The Battle at Ballantyne Manor
Martha struggled to move her massive bulk up the curved stairway. ‘Oh Lord but if these stairs don’t get steeper every year,” she puffed as she leaned on the railing for support. Why had she let Sassy take the good mistress’s silver pendant upstairs to begin with? Slowly she made her way upward, groaning with the effort.
Meanwhile a small gray creature scurried from beneath the heavy oak bed and headed for the wardrobe on the south wall of the little master’s sunny bedroom. The night before, he had found a delicious chunk of sweetbread amongst papers on the floor of the wardrobe but was obliged to flee when the upstairs maid came to prepare the room for the night.
Now he was hoping to find that she’d had no time to clean up his feast. More than one promising snack had disappeared through the actions of misguided and over zealous humans. But this was a good time…the children were occupied in the classroom and the maids were busy elsewhere. Old Martha was probably dozing in her chair by now. She seldom bothered to make the attempt to gain the second floor anymore.
Good thing. He had heard the stories passed down through the mouse generations. In her younger days (so he’d been told) she had been one mean rodent chaser with that big old straw broom of hers. According to mouse folklore she had been the death of an untold number of his ancestors.
Pausing to catch her breath at the top of the stairway, Martha heard the rustling of papers coming from Master Timothy’s bedroom. Her heart seemed to beat even faster as she reached for the broom that had been carelessly left against the wall. For once she didn’t feel the usual sense of irritation she had toward the folks who didn’t bother to put stuff away.
“There’s somebody in that precious child’s room,” she muttered under her breath. Just at that moment the sun disappeared behind a cloud, closely followed by a loud clap of thunder. The faithful old servant jumped at the sound, and the dread that she had felt in her breast since the day she arrived at the manor half a century before spread through her being. “Oh, Lord,” she gasped in a whisper. “I knew this place was haunted! I knew it, I knew for all these years!”
She hesitated for only a moment. Then placing her trust in the Lord she had served for so long, she pushed her fear down and fairly toppled into the room, swinging her broom every which way. She looked wildly around, searching for the ghostly intruder. Instead what she saw was a small gray mouse, now running wildly in her direction.

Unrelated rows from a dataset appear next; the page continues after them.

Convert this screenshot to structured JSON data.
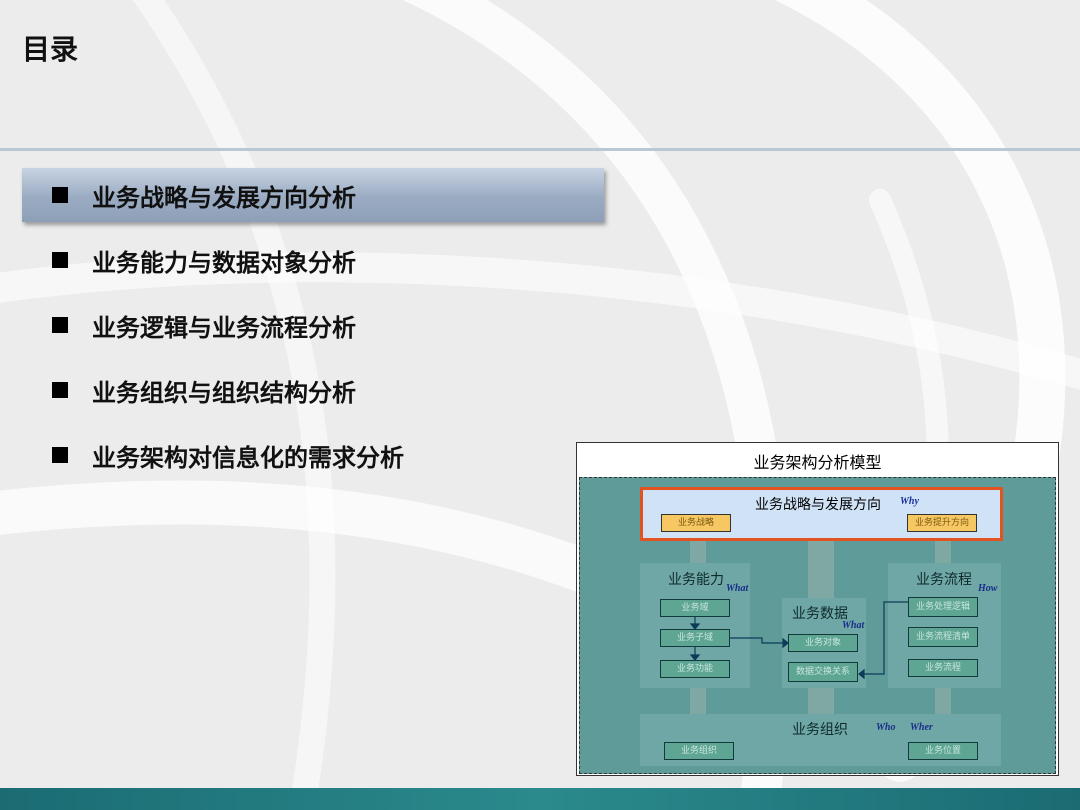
{
  "slide": {
    "title": "目录"
  },
  "menu": {
    "items": [
      {
        "label": "业务战略与发展方向分析",
        "active": true
      },
      {
        "label": "业务能力与数据对象分析",
        "active": false
      },
      {
        "label": "业务逻辑与业务流程分析",
        "active": false
      },
      {
        "label": "业务组织与组织结构分析",
        "active": false
      },
      {
        "label": "业务架构对信息化的需求分析",
        "active": false
      }
    ]
  },
  "model": {
    "title": "业务架构分析模型",
    "strategy": {
      "title": "业务战略与发展方向",
      "tag": "Why",
      "nodes": [
        "业务战略",
        "业务提升方向"
      ]
    },
    "capability": {
      "title": "业务能力",
      "tag": "What",
      "nodes": [
        "业务域",
        "业务子域",
        "业务功能"
      ]
    },
    "data": {
      "title": "业务数据",
      "tag": "What",
      "nodes": [
        "业务对象",
        "数据交换关系"
      ]
    },
    "process": {
      "title": "业务流程",
      "tag": "How",
      "nodes": [
        "业务处理逻辑",
        "业务流程清单",
        "业务流程"
      ]
    },
    "organization": {
      "title": "业务组织",
      "tag_who": "Who",
      "tag_where": "Wher",
      "nodes": [
        "业务组织",
        "业务位置"
      ]
    }
  },
  "colors": {
    "active_highlight": "#9aabc2",
    "strategy_border": "#e25321",
    "footer_bar": "#1b6b73"
  }
}
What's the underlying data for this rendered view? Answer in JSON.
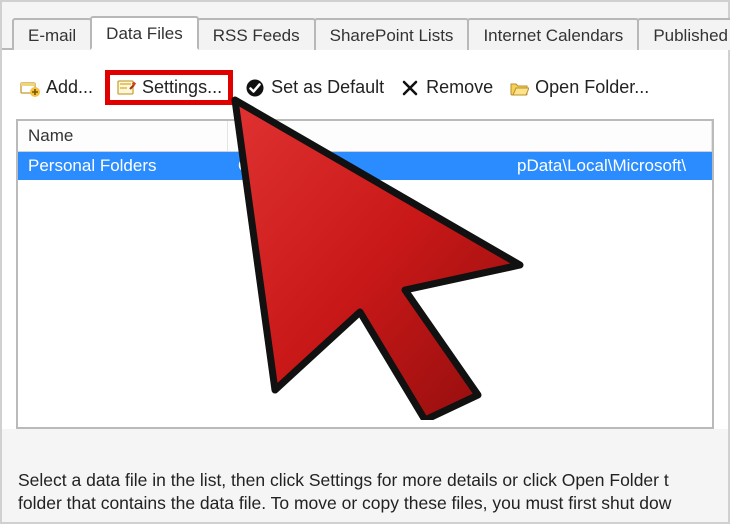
{
  "tabs": {
    "email": "E-mail",
    "data_files": "Data Files",
    "rss": "RSS Feeds",
    "sharepoint": "SharePoint Lists",
    "calendars": "Internet Calendars",
    "published": "Published Ca"
  },
  "toolbar": {
    "add": "Add...",
    "settings": "Settings...",
    "default": "Set as Default",
    "remove": "Remove",
    "open_folder": "Open Folder..."
  },
  "list": {
    "header_name": "Name",
    "row1": {
      "name": "Personal Folders",
      "loc": "O",
      "path": "pData\\Local\\Microsoft\\"
    }
  },
  "footer": "Select a data file in the list, then click Settings for more details or click Open Folder t\nfolder that contains the data file. To move or copy these files, you must first shut dow"
}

“Eek, eek, eeeeeek!” Squeaking madly and totally disoriented, the terrified critter raced spot on toward Martha, ran between her slipper-clad feet and across the room.
“EEEEK! AHHEEEEEEEEEEEK!” shrieked Martha. But startled and frightened though she was, she took aim at the departing rodent. She barely missed him as he disappeared back under the bed to safety.
Dropping heavily into the nearest chair, she placed her head in her shaking hands and did the thing she did best. “Oh, thank you, Lord, thank you,” she prayed. “Thank you it wasn’t a ghost.”
Martha was thankful it was not a ghost but merely a tiny gray mouse. And a tiny gray mouse was thankful as well. He was thankful for the God-given instinct that had saved him from the wrath of Martha’s broom.